I was used to people being terrified of me; I was an immortal Original. But she didn’t cower, and to my utter shock, she didn’t even seem to know who I was. I ruled MacShire with legendary fierceness, but had her father kept her so sheltered that she didn’t recognize the face of danger when it was standing right in front of her?

Holy hell, Ash. Get your shit together!

I refocused on her face, trying to understand what it was about her that was completely befuddling my senses.

It wasn’t just that she was so much smaller than I had expected, her tiny rabbit form in dire need of protection, that gorgeous face terrified beneath the hysterical giggles. I suppose I had anticipated that of a rabbit shifter on some level, but this hiccupping mass was something else. She was the polar opposite of everything I stood for in a trembling, tittering pile of sexiness, and I couldn’t stop gaping at her, even if my face didn’t display an iota of how I was feeling within.

Every part of me wanted to wrap my arms around her and hide her from the next three weeks, to tell her everything would be okay.

“What is happening here?” I asked slowly, suddenly wishing I hadn’t sent Draven outside.

Perhaps this was some clever tactic for escape? But I didn’t think that was it, either. She was just having a breakdown in her upset.

“Hey!”

Briar buried her face in her hand, russet hair wriggling over pale fingers as she tried to shake sense into herself, but it didn’t appear to be working, and my exasperation resurfaced.

I didn’t need this. She was just supposed to sit quietly for the next twenty-one days, and then she could go home. Well, she could go home as long as her dad paid back his debt.

“Get it together,” I barked. “Stop giggling. Right now.”

My tone appeared to sober her slightly, and she straightened her body, pressing her lips together. Tears of amusement glittered in her eyes, but her body still shook as she struggled to maintain control, laughter still quivering her shoulders.

“Sorry,” she squeaked. “I can’t help it.”

“You need to stop doing that. It’s not going to help you.”

She nodded, and I read the internal battle running through her head, fingers twisting wildly through the blankets.

“Okay,” she said. “I’ll try.”

I began again. “There are clothes in the armoire,” I told her flatly. “You don’t have to wear your nightclothes all the time.”

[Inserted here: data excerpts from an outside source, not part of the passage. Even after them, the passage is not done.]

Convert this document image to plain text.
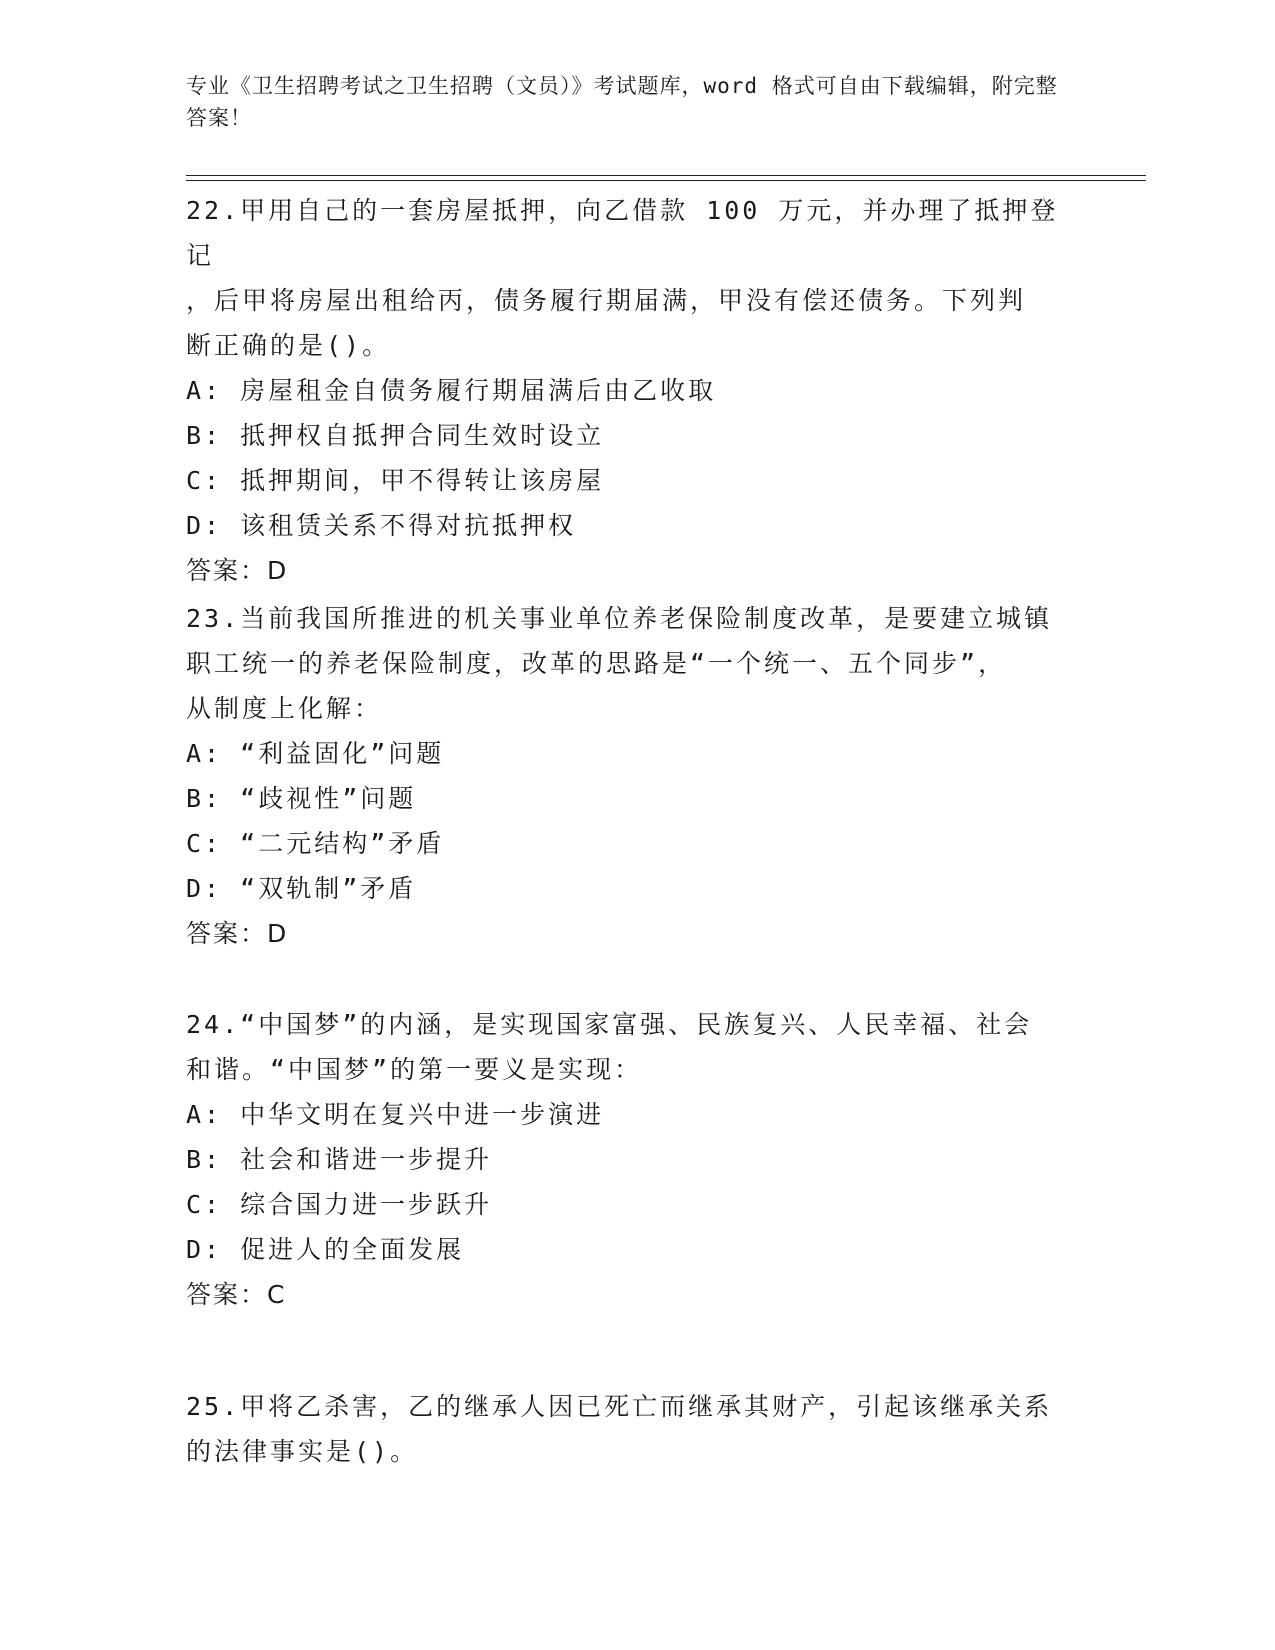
专业《卫生招聘考试之卫生招聘（文员）》考试题库，word 格式可自由下载编辑，附完整答案！

22.甲用自己的一套房屋抵押，向乙借款 100 万元，并办理了抵押登记

，后甲将房屋出租给丙，债务履行期届满，甲没有偿还债务。下列判

断正确的是()。

A: 房屋租金自债务履行期届满后由乙收取

B: 抵押权自抵押合同生效时设立

C: 抵押期间，甲不得转让该房屋

D: 该租赁关系不得对抗抵押权

答案：D

23.当前我国所推进的机关事业单位养老保险制度改革，是要建立城镇

职工统一的养老保险制度，改革的思路是“一个统一、五个同步”，

从制度上化解：

A: “利益固化”问题

B: “歧视性”问题

C: “二元结构”矛盾

D: “双轨制”矛盾

答案：D

24.“中国梦”的内涵，是实现国家富强、民族复兴、人民幸福、社会

和谐。“中国梦”的第一要义是实现：

A: 中华文明在复兴中进一步演进

B: 社会和谐进一步提升

C: 综合国力进一步跃升

D: 促进人的全面发展

答案：C

25.甲将乙杀害，乙的继承人因已死亡而继承其财产，引起该继承关系

的法律事实是()。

She looked down at her outfit and grimaced. “I saw that, but none of them fit,” she informed me. “And I don’t really want to wear someone else’s undies. That’s kind of weird—and unhygienic. I read about this case of someone catching a disease—”

“They’re not—” I inhaled and steeled my temper. “The clothes are new. Of course. I wouldn’t give you someone’s used underwear.”

I offered her a disgusted look. What kind of place did she think I was running?

She shrugged. “You kidnapped me. How am I supposed to know what you would and wouldn’t do? For all I know, this is your thing, kidnapping rabbits and keeping them for entertainment acts in used underwear.”

I wasn’t amused in the least.

“Do I look entertained?” I snapped, trying to dissuade her from spilling any more jokes. They were wearing on me, and she really wasn’t getting the severity of what could happen here. I needed her to pay attention.

“Not really,” Briar agreed. “But I don’t do my best work when I’m trapped in a room with a demon. Maybe you should catch my improv act at the Chuckle Hut.”

I exhaled slowly. “Do you understand what I’m telling you, Briar?”

She cocked her head to the side. “That you’re not coming to my improv show?”

I ground my teeth and studied her cobalt eyes intently.